I'm a bit fuzzy on what the hw looks like in this "ganging" scenario, so I'm not completely sure what the best approach is. But if we do have hw like this, then it makes sense to support it *somehow* in KMS.
I don't have the hardware anymore so this is all working from memory, it didn't look like two independent displays. You had to explicitly set up connections between the two mixers to deal with things like scaled overlays that spanned both mixers (there was some in-hardware magic to make sure there wasn't a visible seam where the two mixers met).
Ok, sounds like mixer == crtc (ie. the thing the combines one or more planes)? So it sounds maybe a bit like:
plane0_0 -\ ... +---> CRTC -\ plane0_n -/ | +--> encoder -> connector plane1_0 -\ | ... +---> CRTC -/ plane1_n -/
More than one crtc to the same encoder feels funny. Can't we just keep this mixer thing internal to the kms driver by making the failure conditions a bit more obtuse to userspace?

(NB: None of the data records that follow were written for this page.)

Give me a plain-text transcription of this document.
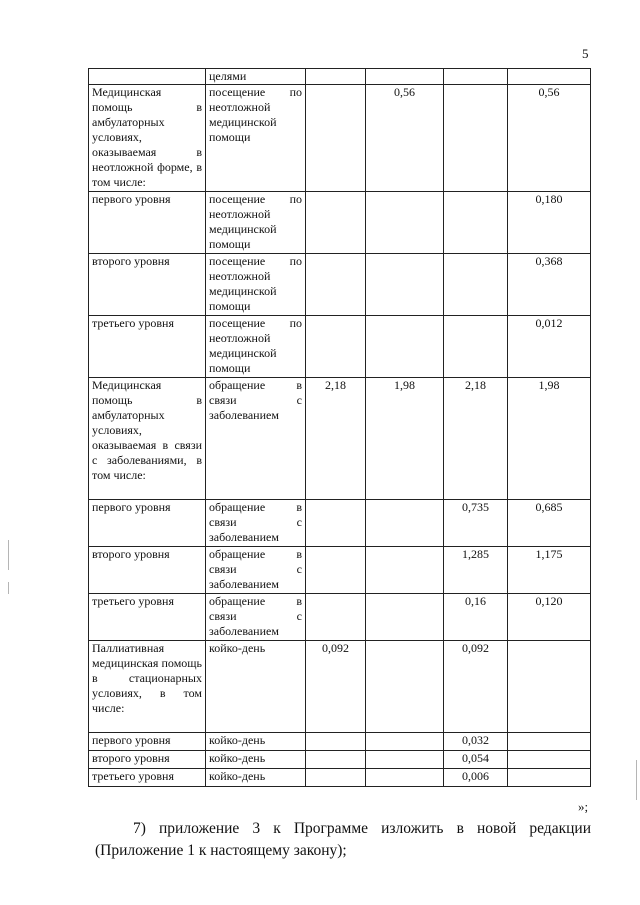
5
	целями				
Медицинская помощь в амбулаторных условиях, оказываемая в неотложной форме, в том числе:	посещение по неотложной медицинской помощи		0,56		0,56
первого уровня	посещение по неотложной медицинской помощи				0,180
второго уровня	посещение по неотложной медицинской помощи				0,368
третьего уровня	посещение по неотложной медицинской помощи				0,012
Медицинская помощь в амбулаторных условиях, оказываемая в связи с заболеваниями, в том числе:	обращение в связи с заболеванием	2,18	1,98	2,18	1,98
первого уровня	обращение в связи с заболеванием			0,735	0,685
второго уровня	обращение в связи с заболеванием			1,285	1,175
третьего уровня	обращение в связи с заболеванием			0,16	0,120
Паллиативная медицинская помощь в стационарных условиях, в том числе:	койко-день	0,092		0,092	
первого уровня	койко-день			0,032	
второго уровня	койко-день			0,054	
третьего уровня	койко-день			0,006	
»;
7) приложение 3 к Программе изложить в новой редакции
(Приложение 1 к настоящему закону);
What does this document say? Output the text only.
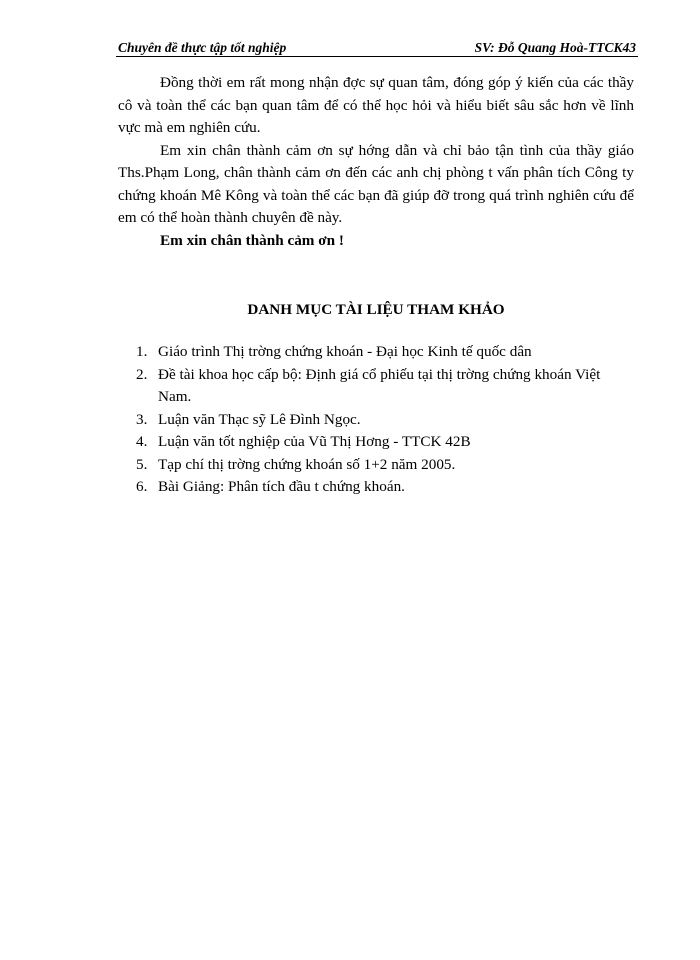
Chuyên đề thực tập tốt nghiệp	SV: Đỗ Quang Hoà-TTCK43

Đồng thời em rất mong nhận đợc sự quan tâm, đóng góp ý kiến của các thầy cô và toàn thể các bạn quan tâm để có thể học hỏi và hiểu biết sâu sắc hơn về lĩnh vực mà em nghiên cứu.

Em xin chân thành cảm ơn sự hớng dẫn và chỉ bảo tận tình của thầy giáo Ths.Phạm Long, chân thành cảm ơn đến các anh chị phòng t vấn phân tích Công ty chứng khoán Mê Kông và toàn thể các bạn đã giúp đỡ trong quá trình nghiên cứu để em có thể hoàn thành chuyên đề này.

Em xin chân thành cảm ơn !

DANH MỤC TÀI LIỆU THAM KHẢO
1. Giáo trình Thị trờng chứng khoán - Đại học Kinh tế quốc dân
2. Đề tài khoa học cấp bộ: Định giá cổ phiếu tại thị trờng chứng khoán Việt Nam.
3. Luận văn Thạc sỹ Lê Đình Ngọc.
4. Luận văn tốt nghiệp của Vũ Thị Hơng - TTCK 42B
5. Tạp chí thị trờng chứng khoán số 1+2 năm 2005.
6. Bài Giảng: Phân tích đầu t chứng khoán.
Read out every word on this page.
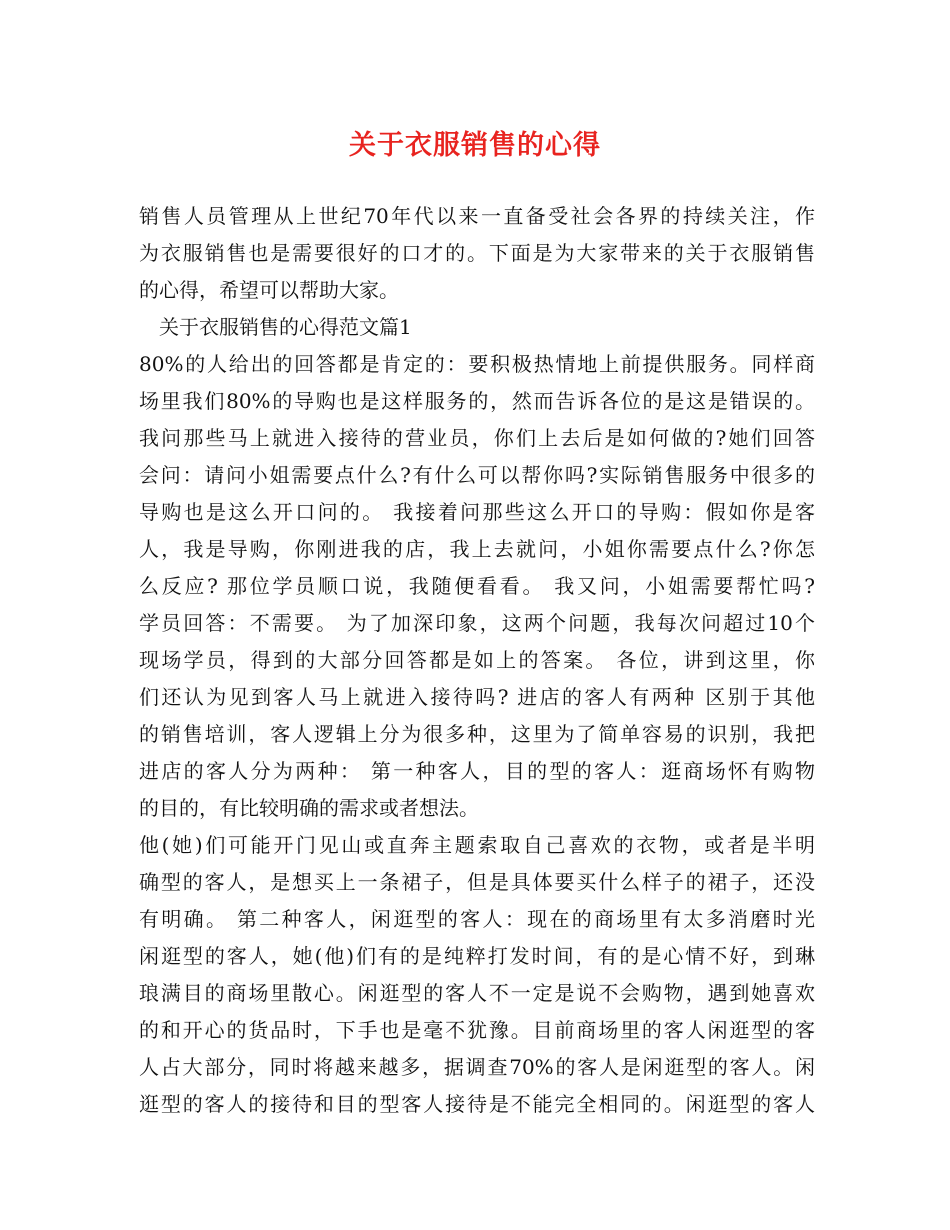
关于衣服销售的心得
销售人员管理从上世纪70年代以来一直备受社会各界的持续关注，作
为衣服销售也是需要很好的口才的。下面是为大家带来的关于衣服销售
的心得，希望可以帮助大家。
　关于衣服销售的心得范文篇1
80%的人给出的回答都是肯定的：要积极热情地上前提供服务。同样商
场里我们80%的导购也是这样服务的，然而告诉各位的是这是错误的。
我问那些马上就进入接待的营业员，你们上去后是如何做的?她们回答
会问：请问小姐需要点什么?有什么可以帮你吗?实际销售服务中很多的
导购也是这么开口问的。 我接着问那些这么开口的导购：假如你是客
人，我是导购，你刚进我的店，我上去就问，小姐你需要点什么?你怎
么反应? 那位学员顺口说，我随便看看。 我又问，小姐需要帮忙吗?
学员回答：不需要。 为了加深印象，这两个问题，我每次问超过10个
现场学员，得到的大部分回答都是如上的答案。 各位，讲到这里，你
们还认为见到客人马上就进入接待吗? 进店的客人有两种 区别于其他
的销售培训，客人逻辑上分为很多种，这里为了简单容易的识别，我把
进店的客人分为两种： 第一种客人，目的型的客人：逛商场怀有购物
的目的，有比较明确的需求或者想法。
他(她)们可能开门见山或直奔主题索取自己喜欢的衣物，或者是半明
确型的客人，是想买上一条裙子，但是具体要买什么样子的裙子，还没
有明确。 第二种客人，闲逛型的客人：现在的商场里有太多消磨时光
闲逛型的客人，她(他)们有的是纯粹打发时间，有的是心情不好，到琳
琅满目的商场里散心。闲逛型的客人不一定是说不会购物，遇到她喜欢
的和开心的货品时，下手也是毫不犹豫。目前商场里的客人闲逛型的客
人占大部分，同时将越来越多，据调查70%的客人是闲逛型的客人。闲
逛型的客人的接待和目的型客人接待是不能完全相同的。闲逛型的客人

If there is not also a case where you'd want userspace to be able to use the two CRTC's independently, then I guess we can hide it in kernel. Otherwise, it seems that would get a bit awkward.
Either way we need highly special userspace to get this thing going, since a generic modesetting driver probably can't figure out that it needs to split up the logical framebuffer into smaller planes to be able to actually shovel all the pixels to the screen. Thus far the assumption we've backed into all dumb kms drivers is that the crtc/plane limit is also the limit for the maximum output resolution ...
Yeah, that is the case today. But seems like we should be able to expose crtc/plane limits so that userspace can figure it out in a generic way.
Note that nothing actually has to split up fb's, but just setup planes to scanout a single fb at the appropriate x/y offsets.
Could we have a notch more details on how this is exactly wired up?
Another approach would be a set of encoders for each part of the display and some metadata (like left/right-of, ...) so that userspace understands how the aggregate display is stitched togeter.
yeah, I think understanding the hw better should help understand whether N CRTCs to one encoder, or N encoders to one connector, or ??